In relation to inventive step over CGK, Caddick QC held that the Patent suggested using a material known to the skilled person in a way that was known to be possible. Further in Caddick QC’s view, the skilled person would not have thought using a woven material for an integrated comfort layer as being unlikely or difficult to achieve in technical terms, nor that techniques used for welding of non-woven materials would not have worked in the same way, subject to some adjustment and experimentation, for woven materials. Caddick QC instead found that the reasons why woven materials had not been used for the integrated comfort layer at the priority date was the greater costs, changes to machinery and systems of manufacturers of ostomy products and enhanced environmental concerns associated with using woven material in their construction. In the process, Caddick QC dismissed Coloplast’s submissions that subsequent market uptake of integrated woven comfort layers indicated that the Patent must have been inventive.

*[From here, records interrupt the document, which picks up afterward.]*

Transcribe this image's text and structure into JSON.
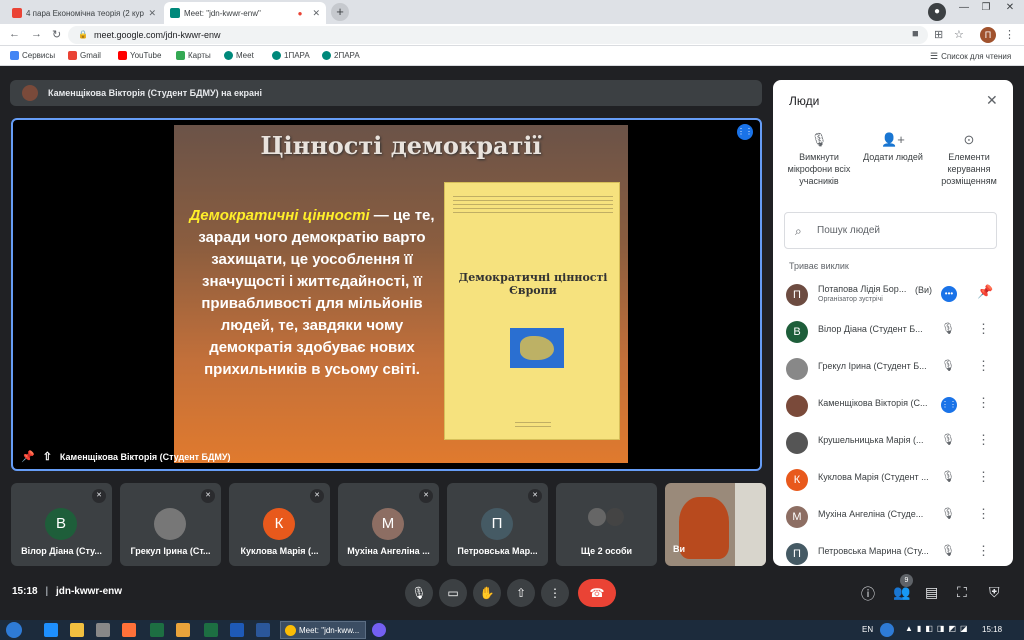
{
  "browser": {
    "tabs": [
      {
        "title": "4 пара Економічна теорія (2 кур",
        "icon": "gmail-icon"
      },
      {
        "title": "Meet: \"jdn-kwwr-enw\"",
        "icon": "meet-icon"
      }
    ],
    "url": "meet.google.com/jdn-kwwr-enw",
    "profile_initial": "П",
    "bookmarks": [
      "Сервисы",
      "Gmail",
      "YouTube",
      "Карты",
      "Meet",
      "1ПАРА",
      "2ПАРА"
    ],
    "reading_list": "Список для чтения"
  },
  "meet": {
    "presenting_banner": "Каменщікова Вікторія (Студент БДМУ) на екрані",
    "main_label": "Каменщікова Вікторія (Студент БДМУ)",
    "slide": {
      "title": "Цінності демократії",
      "highlight": "Демократичні цінності",
      "body": " — це те, заради чого демократію варто захищати, це уособлення її значущості і життєдайності, її привабливості для мільйонів людей, те, завдяки чому демократія здобуває нових прихильників в усьому світі.",
      "book_title": "Демократичні цінності Європи"
    },
    "tiles": [
      {
        "initial": "В",
        "name": "Вілор Діана (Сту...",
        "color": "#1e5e3a"
      },
      {
        "initial": "",
        "name": "Грекул Ірина (Ст...",
        "color": "#777"
      },
      {
        "initial": "К",
        "name": "Куклова Марія (...",
        "color": "#e8591c"
      },
      {
        "initial": "М",
        "name": "Мухіна Ангеліна ...",
        "color": "#8d6e63"
      },
      {
        "initial": "П",
        "name": "Петровська Мар...",
        "color": "#455a64"
      },
      {
        "initial": "",
        "name": "Ще 2 особи",
        "color": ""
      },
      {
        "initial": "",
        "name": "Ви",
        "color": ""
      }
    ],
    "time": "15:18",
    "meeting_code": "jdn-kwwr-enw",
    "people_count": "9"
  },
  "panel": {
    "title": "Люди",
    "actions": [
      {
        "label": "Вимкнути мікрофони всіх учасників",
        "icon": "mic-off-icon"
      },
      {
        "label": "Додати людей",
        "icon": "add-person-icon"
      },
      {
        "label": "Елементи керування розміщенням",
        "icon": "toggle-icon"
      }
    ],
    "search_placeholder": "Пошук людей",
    "section": "Триває виклик",
    "participants": [
      {
        "initial": "П",
        "name": "Потапова Лідія Бор...",
        "sub": "Організатор зустрічі",
        "you": "(Ви)",
        "color": "#6d4c41"
      },
      {
        "initial": "В",
        "name": "Вілор Діана (Студент Б...",
        "sub": "",
        "you": "",
        "color": "#1e5e3a"
      },
      {
        "initial": "",
        "name": "Грекул Ірина (Студент Б...",
        "sub": "",
        "you": "",
        "color": "#888"
      },
      {
        "initial": "",
        "name": "Каменщікова Вікторія (С...",
        "sub": "",
        "you": "",
        "color": "#7a4a3a"
      },
      {
        "initial": "",
        "name": "Крушельницька Марія (...",
        "sub": "",
        "you": "",
        "color": "#555"
      },
      {
        "initial": "К",
        "name": "Куклова Марія (Студент ...",
        "sub": "",
        "you": "",
        "color": "#e8591c"
      },
      {
        "initial": "М",
        "name": "Мухіна Ангеліна (Студе...",
        "sub": "",
        "you": "",
        "color": "#8d6e63"
      },
      {
        "initial": "П",
        "name": "Петровська Марина (Сту...",
        "sub": "",
        "you": "",
        "color": "#455a64"
      }
    ]
  },
  "taskbar": {
    "active_window": "Meet: \"jdn-kww...",
    "lang": "EN",
    "clock": "15:18"
  }
}
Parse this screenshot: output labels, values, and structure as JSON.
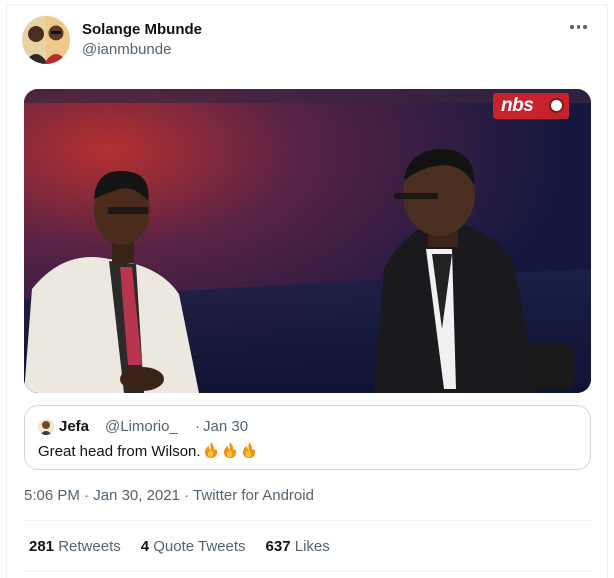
{
  "tweet": {
    "author_name": "Solange Mbunde",
    "author_handle": "@ianmbunde",
    "more_icon": "more-horizontal-icon",
    "media": {
      "channel_logo_text": "nbs"
    },
    "quote": {
      "name": "Jefa",
      "handle": "@Limorio_",
      "separator": "·",
      "date": "Jan 30",
      "text": "Great head from Wilson.",
      "emoji_icons": [
        "fire-icon",
        "fire-icon",
        "fire-icon"
      ]
    },
    "timestamp": "5:06 PM",
    "date_sep": "·",
    "date": "Jan 30, 2021",
    "source_sep": "·",
    "source": "Twitter for Android",
    "stats": [
      {
        "count": "281",
        "label": "Retweets"
      },
      {
        "count": "4",
        "label": "Quote Tweets"
      },
      {
        "count": "637",
        "label": "Likes"
      }
    ]
  },
  "colors": {
    "primary_text": "#0f1419",
    "secondary_text": "#536471",
    "border": "#cfd9de",
    "divider": "#eff3f4",
    "logo_red": "#c8232c"
  }
}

He did so on the basis that Coloplast had not accounted for commercial factors such as product marketing and sponsored stoma nurses as being the significant factors behind the subsequent uptake.

Second, Coloplast submitted that the Patent contained three previously unrecognised technical advantages of using the woven material in an integrated comfort layer. In each case Caddick QC held that the Patent had not provided any technical advantage, which would not have been obvious to the skilled person at the priority date. This is highlighted neatly by one of the technical advantages that Coloplast submitted that Patent offered, specifically the greater resistance to tearing. Although Caddick accepted that the use of woven material did in fact offer greater resistance to tearing, he held that the skilled person would have been well aware through the CGK that a woven material would offer greater resistance to external forces due to its interlaced structure, and was therefore an obvious consequence of its use.

Having held that the Patent was invalid for lack of inventive step over the CGK, Caddick QC separately held that the Patent was also invalid on the grounds of lack of inventive step over each prior art document advanced by Salts. In approaching a number of the prior art documents, Caddick QC considered that Coloplast’s counsel had approached the assessment of inventive step in a manner that was contrary to Pozzoli and the further case law clarifying the skilled person’s motivations. Coloplast counsel had done so by advancing inventive step on the basis of what the skilled person would have done or been motivated to do reading the prior art, rather than considering whether the relevant step of the Patent would have been obvious to the skilled person.

Practical tips

Lastly, two practical tips can be extracted from Caddick QC’s judgment. These are that when submitting any experiments, it is important that these are conducted, even in their preparatory stages solely by the expert(s). In this case, Salts’ expert defended his team’s use of scissors in cutting samples, however he had not overseen how the cutting had taken place, or was in a position to confirm that the cutting had been carried out in a way that minimised damage to the samples. The result of this was, as Caddick QC noted, that when compared together Salts’ samples were significantly more damaged than Coloplast’s. In declining to admit this fact, Caddick QC found that this introduced an element of concern about Salts’ expert evidence.

Second, Caddick QC criticised the quality of Salts’ images produced by scanning electron microscopy that were included in the trial bundles. In particular, finding that they were less easy to interpret than Coloplast’s. In the end, Caddick QC found that he had no reason to doubt Salts’ expert evidence of what the images showed. Cumulative small factors such as this can give a judge concern about an expert’s evidence, which ultimately could prove to be more determinative to the eventual outcome.